© VG Bild-Kunst, Bonn 2023
“Monogrammed in the bottom left:
MÜ
Provenance:
Gift from the artist to Thyra Wallin, Stockholm (1920), acquired directly from the previous owner there; Bukowskis Stockholm, November 3/4, 1993,
Modern Auction 489, lot 235; Christie’s New York, Impressionists & Modern Paintings, May 11, 1994, lot 193 (mistakenly dated as 1920 here);
Private collection in Northern Germany
Literature:
Peter Lahnstein, Münter, Ettal 1971, p. 30, fig. p. 33;
Erich Pfeiffer-Belli, Gabriele Münter. Drawings and Watercolors, Berlin 1979, nos. 32-34,
p. 82-87, with illustrations.
After the great international success of the Munich artist association Blauer Reiter,
its members were scattered in all directions at the beginning of World War I;
Kandinsky initially returned to Russia, and Gabriele Münter traveled with the
support of the wife of Berlin’s Sturm Gallery owner Herwarth Walden, Nell, via
Denmark to Sweden. In Stockholm, Kandinsky and she wanted to meet on neutral
ground. Kandinsky came to Stockholm at the turn of the year 1915/1916, where
Gabriele Münter had organized an exhibition of his works in February and her works in March
at the Gummeson Gallery. In the same month, he finally moved to Russia and
married Nina Andreewsky the following year.
After initial economic difficulties – trade restrictions, rationing, and food scarcity
due to poor harvests were also prevalent in Sweden in 1916 – Gabriele Münter quickly fulfilled
portrait commissions and achieved success with various exhibitions of her works; she also became socially involved.
In 1915, Gabriele Münter and Thyra Wallin met for the first time, and the artist
stayed with the family on “Observatoriegatan” for a while. That Christmas
Thyra gave the artist Victor Rydberg’s “Singoalla,” a classic of Swedish
romantic literature, possibly to enhance her language skills. The painting “Music,” created in 1916, depicts the
Wallin family making music in their living room.

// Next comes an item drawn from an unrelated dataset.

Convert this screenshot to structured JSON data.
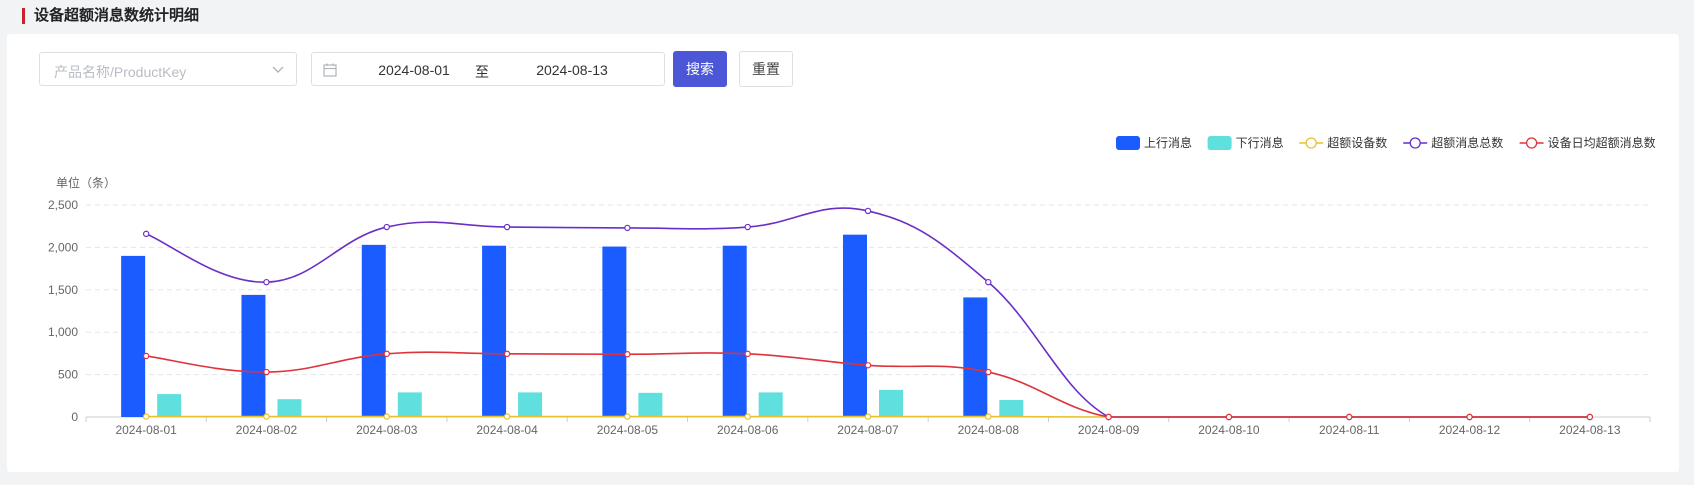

This interior scene provides a glimpse into a private, familial atmosphere and suggests
a sense of belonging almost as strong as Münter’s images from her time in Munich with Kandinsky,
depicting their shared living and creative environment. The Wallin family members were close friends of
Gabriele Münter in Sweden; further ink-brush drawings of Thyra were created around 1917 (see Pfeiffer-Belli,
op.cit., nos. 32-34). In a letter from 1918, Thyra Wallin referred to herself as Gabriele Münter’s “representative
in Stockholm” (letter dated January 18, 1918, Gabriele Münter and Johannes Eichner Foundation, cited from
exhibition catalog Munich/Frankfurt/Stockholm 1992/193, p. 150). In the painting “Music,” presumably seated
on the left, only the shape of the head and the hairstyle of the red hair offer hints about Thyra’s appearance.
In this portrait, the focus is on physiognomic peculiarities, evoking a childlike and girlish expression. However,
the texture of the flatly applied paint and the reduction to a few shades, the perceived simplicity, are not only
typical of Münter’s approach but also lend the portrayal, beyond its individual character, the significance of a
universally valid feminine portrait.”